Seeking Kindness

Our city’s most vulnerable population must not be ignored and disrespected. We have a moral obligation to treat New Orleans’ homeless community with dignity and respect

Seeking+Kindness

Joe Gehringer

Joe Gehringer Joe is an English writing sophomore
Joe Gehringer
Joe is an English writing sophomore

You’re walking in the French Quarter and someone you don’t know asks you for a dollar, claiming homelessness. You look straight ahead and keep walking.

You might feel bad about it, but you didn’t want to give a dollar. Maybe you didn’t even have one.

Walking around New Orleans, or almost any other major city, you’ll be solicited for money frequently, most often by homeless people.

Whenever it happens to me, I’m not quite sure what to do. Regardless of what they spend it on, I know that they need the money more than I do.

On the other hand, it is my money.

Most times, I get nervous and end up sputtering something about not having any cash. This is usually true. Sometimes, I just keep walking.

In doing so, I am blatantly and deliberately ignoring the human being in front of me.

What’s strange and tragic is what it takes for me and for society as a whole to pay attention to a person.

If you have siblings, you know that often times the sibling who gets the most attention is the one who causes the most trouble. I would know, as I’ve been in turns both a troublemaker and a quiet, honor-roll student. Most often, when I or my siblings would act out, it was because we felt ignored, neglected or marginalized.

What’s strange is that if we view society as a kind of super-extended family, as our Loyola Jesuit values urge us to, a similar pattern of marginalization tends to appear.

Put simply, for whatever reason, society ensures a higher standard of living for convicts than for homeless people. They’re our problem siblings, and as it should, society takes great lengths — in the form of taxpayer dollars — to ensure that they are fed and housed, albeit in prison.

Obviously, convicted criminals deserve to be treated with respect and dignity, and depriving them access to basic human rights and necessities would be an incredible atrocity. However, by comparison, our homeless are far too often ignored and neglected as other issues take the spotlight.

According to the National Health Care for the Homeless Council, 25 to 50 percent of homeless people in the United States have a history of incarceration, with increased rates amongst those with histories of mental illness.

Clearly, the two issues are inextricably linked.

What’s amazing is the way in which our society is compassionate enough to provide so much to criminals who have breached its most sacred codes and taboos.

What’s tragic is the way the homeless can fall by the wayside as we pass them on the street, silently ignoring their humanity.

If we as a society are willing to provide for our convicts, then shouldn’t we also be willing to provide for those who have committed no crime?

Homelessness is a complicated issue, with complicated causes, and simply throwing money at the problem isn’t going to solve anything. That’s not what I’m advocating.

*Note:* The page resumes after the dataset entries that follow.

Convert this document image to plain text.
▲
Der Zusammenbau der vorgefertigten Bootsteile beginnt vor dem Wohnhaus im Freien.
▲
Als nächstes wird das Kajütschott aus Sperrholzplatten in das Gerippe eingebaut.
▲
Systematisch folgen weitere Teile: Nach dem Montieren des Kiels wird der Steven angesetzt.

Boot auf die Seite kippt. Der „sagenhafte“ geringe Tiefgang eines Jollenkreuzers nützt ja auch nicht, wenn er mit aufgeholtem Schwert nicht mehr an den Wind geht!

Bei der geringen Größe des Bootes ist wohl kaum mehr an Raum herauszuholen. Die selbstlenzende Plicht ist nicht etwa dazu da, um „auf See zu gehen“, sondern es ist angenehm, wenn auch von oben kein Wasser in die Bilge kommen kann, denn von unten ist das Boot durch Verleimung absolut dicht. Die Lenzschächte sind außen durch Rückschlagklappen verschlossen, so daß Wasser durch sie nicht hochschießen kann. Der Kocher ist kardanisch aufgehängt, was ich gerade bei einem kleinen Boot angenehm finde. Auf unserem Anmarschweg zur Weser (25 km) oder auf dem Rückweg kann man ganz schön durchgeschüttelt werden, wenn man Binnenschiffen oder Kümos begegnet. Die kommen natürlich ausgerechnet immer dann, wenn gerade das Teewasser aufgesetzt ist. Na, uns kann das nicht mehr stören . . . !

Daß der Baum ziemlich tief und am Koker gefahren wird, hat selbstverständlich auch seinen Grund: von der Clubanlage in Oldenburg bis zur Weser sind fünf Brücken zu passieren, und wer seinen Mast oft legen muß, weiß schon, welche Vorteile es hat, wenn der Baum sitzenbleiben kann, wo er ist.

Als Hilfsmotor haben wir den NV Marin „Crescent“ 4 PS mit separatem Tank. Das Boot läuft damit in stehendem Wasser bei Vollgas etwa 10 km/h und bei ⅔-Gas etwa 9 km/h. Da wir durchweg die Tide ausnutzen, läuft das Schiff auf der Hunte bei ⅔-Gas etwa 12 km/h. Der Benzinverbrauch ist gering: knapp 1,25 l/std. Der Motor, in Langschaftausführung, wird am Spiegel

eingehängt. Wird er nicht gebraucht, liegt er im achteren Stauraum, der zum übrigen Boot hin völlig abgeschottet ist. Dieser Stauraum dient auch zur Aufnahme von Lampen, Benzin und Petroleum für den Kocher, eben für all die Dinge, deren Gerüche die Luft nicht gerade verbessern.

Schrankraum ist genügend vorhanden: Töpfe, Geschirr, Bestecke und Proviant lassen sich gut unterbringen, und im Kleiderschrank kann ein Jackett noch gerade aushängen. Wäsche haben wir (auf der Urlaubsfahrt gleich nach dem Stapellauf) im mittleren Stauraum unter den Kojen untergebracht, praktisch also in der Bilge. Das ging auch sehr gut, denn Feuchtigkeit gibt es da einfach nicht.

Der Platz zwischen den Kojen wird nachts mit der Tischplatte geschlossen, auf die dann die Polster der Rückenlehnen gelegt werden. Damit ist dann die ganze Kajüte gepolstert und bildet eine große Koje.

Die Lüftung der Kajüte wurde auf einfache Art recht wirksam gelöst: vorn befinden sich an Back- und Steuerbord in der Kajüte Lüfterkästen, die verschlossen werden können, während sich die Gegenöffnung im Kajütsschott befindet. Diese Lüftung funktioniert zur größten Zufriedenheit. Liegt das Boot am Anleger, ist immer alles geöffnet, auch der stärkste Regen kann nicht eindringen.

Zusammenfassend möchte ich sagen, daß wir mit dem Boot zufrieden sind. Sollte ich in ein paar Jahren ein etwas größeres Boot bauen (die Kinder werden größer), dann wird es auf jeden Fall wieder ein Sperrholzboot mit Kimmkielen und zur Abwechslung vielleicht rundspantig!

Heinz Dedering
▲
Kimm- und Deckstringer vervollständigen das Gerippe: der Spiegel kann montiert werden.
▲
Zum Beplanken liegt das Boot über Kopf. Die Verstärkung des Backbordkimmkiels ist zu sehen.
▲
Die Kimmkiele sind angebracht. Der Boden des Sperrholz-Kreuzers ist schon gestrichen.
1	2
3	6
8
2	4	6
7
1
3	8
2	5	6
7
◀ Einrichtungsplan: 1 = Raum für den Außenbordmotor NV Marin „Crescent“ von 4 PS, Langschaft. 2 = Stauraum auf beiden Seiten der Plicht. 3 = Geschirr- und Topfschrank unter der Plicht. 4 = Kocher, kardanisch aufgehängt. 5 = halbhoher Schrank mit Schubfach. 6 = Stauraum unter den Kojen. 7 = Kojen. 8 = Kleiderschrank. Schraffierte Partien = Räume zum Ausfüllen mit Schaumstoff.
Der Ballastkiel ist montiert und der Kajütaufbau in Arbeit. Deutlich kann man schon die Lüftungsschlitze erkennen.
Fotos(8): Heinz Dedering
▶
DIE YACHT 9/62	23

If you continue to walk around New Orleans, you will continue to encounter homeless people. In the past, I’ve failed to treat these people as people. I’ve failed to recognize their dignity.

Next time — and sadly, there will be a next time — I’m going to do better. I might not give a dollar — I might not have one.

I will, however, do my best, as I hope you do, to treat the person standing in front of me with all the decency and dignity they deserve as a fellow human being.

I’m not going to let myself be the kind of person who won’t make eye contact with a stranger in need. Instead, I want to listen to the people I meet, talk to them, and if nothing else, provide them with the free and simple comfort of a friendly smile.

That’s the very least we at Loyola should feel called to do.